Título: Nas fronteiras da falta de desenvolvimento
Autor: Duarte, Alessandra
Fonte: O Globo, 18/12/2011, O País, p. 12/13

Programa federal de ações socioeconômicas em áreas limítrofes com outros países tem queda de verba e de execução do orçamento

Ligar para o telefone celular de alguém em Tabatinga (AM) significa tentar mais de cinco vezes para conseguir uma ligação que pode cair antes de completar um minuto. Há pelo menos seis meses, os moradores da cidade, na tríplice fronteira entre Brasil, Colômbia e Peru, sofrem tanto com o funcionamento dos celulares que, contam eles, só faz aumentar o número de pessoas que vão à cidade colombiana de Letícia comprar chip de uma empresa telefônica daquele país. Como Tabatinga também só tem um hospital, e nenhuma clínica particular, é comum mulheres grávidas irem a Letícia ter o filho lá, para depois o registrarem também do lado de cá. As condições econômicas e sociais do município - no qual 69,7% dos domicílios não têm saneamento - são um exemplo da falta de investimento no desenvolvimento socioeconômico das fronteiras do Brasil.

Este ano, o governo federal lançou o Plano Estratégico de Fronteiras, que trata só de ações de segurança - enquanto isso, o Programa de Desenvolvimento da Faixa de Fronteira (PDFF), também federal, e que prevê ações de incentivo à produção econômica local e à melhoria da estrutura urbana e social, sofre queda contínua na execução do seu orçamento. Em 2006, o percentual pago para o programa era de 62%; este ano, até maio, tinha sido de menos de 1%, segundo estudo divulgado por pesquisadores da UFRJ com dados disponíveis até aquele mês. O próprio governo admite a baixa execução do orçamento do programa este ano. Se o que se elogia nas Unidades de Polícia Pacificadora (UPP) do Rio, por exemplo, é o fato de as ações sociais complementarem a segurança, nas fronteiras do país o efetivo policial-militar convive com condições de vida e falta de perspectiva de emprego que aumentam as oportunidades para o avanço da criminalidade.

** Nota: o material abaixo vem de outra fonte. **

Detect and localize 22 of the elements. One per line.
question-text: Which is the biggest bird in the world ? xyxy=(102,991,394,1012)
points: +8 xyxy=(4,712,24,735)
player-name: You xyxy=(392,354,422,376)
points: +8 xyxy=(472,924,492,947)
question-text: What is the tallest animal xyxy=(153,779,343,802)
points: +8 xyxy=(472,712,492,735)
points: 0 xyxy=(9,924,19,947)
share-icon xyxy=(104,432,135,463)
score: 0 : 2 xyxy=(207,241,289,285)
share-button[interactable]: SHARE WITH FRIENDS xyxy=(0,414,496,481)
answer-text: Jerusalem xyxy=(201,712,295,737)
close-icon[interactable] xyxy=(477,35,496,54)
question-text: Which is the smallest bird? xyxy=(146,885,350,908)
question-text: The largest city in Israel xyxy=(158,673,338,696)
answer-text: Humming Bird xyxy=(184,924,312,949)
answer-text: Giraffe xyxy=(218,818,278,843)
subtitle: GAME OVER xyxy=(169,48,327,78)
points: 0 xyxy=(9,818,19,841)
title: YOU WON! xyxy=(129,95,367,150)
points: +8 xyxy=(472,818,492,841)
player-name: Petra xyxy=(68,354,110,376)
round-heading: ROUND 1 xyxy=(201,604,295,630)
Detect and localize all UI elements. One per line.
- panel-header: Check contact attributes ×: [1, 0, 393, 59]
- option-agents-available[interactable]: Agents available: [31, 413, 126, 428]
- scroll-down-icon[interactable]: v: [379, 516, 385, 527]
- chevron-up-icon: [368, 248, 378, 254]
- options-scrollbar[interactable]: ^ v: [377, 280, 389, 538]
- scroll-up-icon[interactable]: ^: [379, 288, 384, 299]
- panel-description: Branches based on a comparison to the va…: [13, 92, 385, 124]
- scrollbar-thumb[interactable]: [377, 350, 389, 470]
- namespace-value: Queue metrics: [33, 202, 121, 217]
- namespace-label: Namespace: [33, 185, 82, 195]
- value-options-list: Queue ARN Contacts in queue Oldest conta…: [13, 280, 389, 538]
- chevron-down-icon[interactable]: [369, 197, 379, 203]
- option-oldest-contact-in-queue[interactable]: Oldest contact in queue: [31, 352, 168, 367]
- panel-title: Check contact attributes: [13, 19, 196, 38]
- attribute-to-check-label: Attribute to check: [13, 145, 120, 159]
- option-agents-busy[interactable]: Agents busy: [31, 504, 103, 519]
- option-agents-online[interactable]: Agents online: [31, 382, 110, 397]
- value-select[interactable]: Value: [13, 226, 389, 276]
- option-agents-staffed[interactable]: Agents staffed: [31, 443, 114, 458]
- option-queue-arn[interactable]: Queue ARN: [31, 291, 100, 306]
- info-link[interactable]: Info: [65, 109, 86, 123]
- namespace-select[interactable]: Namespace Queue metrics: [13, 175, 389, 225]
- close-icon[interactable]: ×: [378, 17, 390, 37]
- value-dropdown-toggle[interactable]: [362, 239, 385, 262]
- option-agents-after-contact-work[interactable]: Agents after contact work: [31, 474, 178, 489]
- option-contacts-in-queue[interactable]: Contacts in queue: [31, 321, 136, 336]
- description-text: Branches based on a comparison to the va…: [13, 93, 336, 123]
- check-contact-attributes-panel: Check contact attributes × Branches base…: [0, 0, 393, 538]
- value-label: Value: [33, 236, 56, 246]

Coordenadora do Retis, grupo de pesquisa da UFRJ que estuda as fronteiras, e professora da Pós-Graduação em Geografia da universidade, Lia Osório Machado diz que o desenvolvimento para a faixa de fronteira tem sido gradualmente abandonado:

- O PDFF começou no primeiro governo Lula, mas passou a ser abandonado no segundo, e agora isso se agrava - diz Lia. - Houve aumento dos investimentos no PDFF até 2009; porém, o percentual do que foi executado variou em torno de 20% em 2010, ou seja, o PDFF passou a investir, na realidade, muito pouco do que recebia em dotação orçamentária.

Mas, além disso, "a própria dotação caiu praticamente 50% em 2010", destaca Lia. Segundo estudo divulgado pelo Retis, ela foi de R$372 milhões em 2009 para R$175 milhões em 2010, e R$103 milhões previstos inicialmente para 2011. Destes, 0,16% (quase R$165 mil) tinha sido pago até maio.

- As fronteiras no Sul foram as que mais conseguiram levar adiante ações de desenvolvimento. As do Norte ficaram só com a Defesa mesmo. E as do Centro-Oeste, sob a ótica policial, por serem consideradas uma das principais entradas de droga no país - completa Lia. - Quando há investimento socioeconômico, ele é mais ação social, só que, na verdade, o investimento na economia local é o que conta, por exemplo, para a fixação da população na área. Quando olhamos o Censo de 2010, vemos que a população nas cidades de fronteira estagnaram; isso mostra que, se não há ação de estímulo à economia local, as pessoas não ocupam.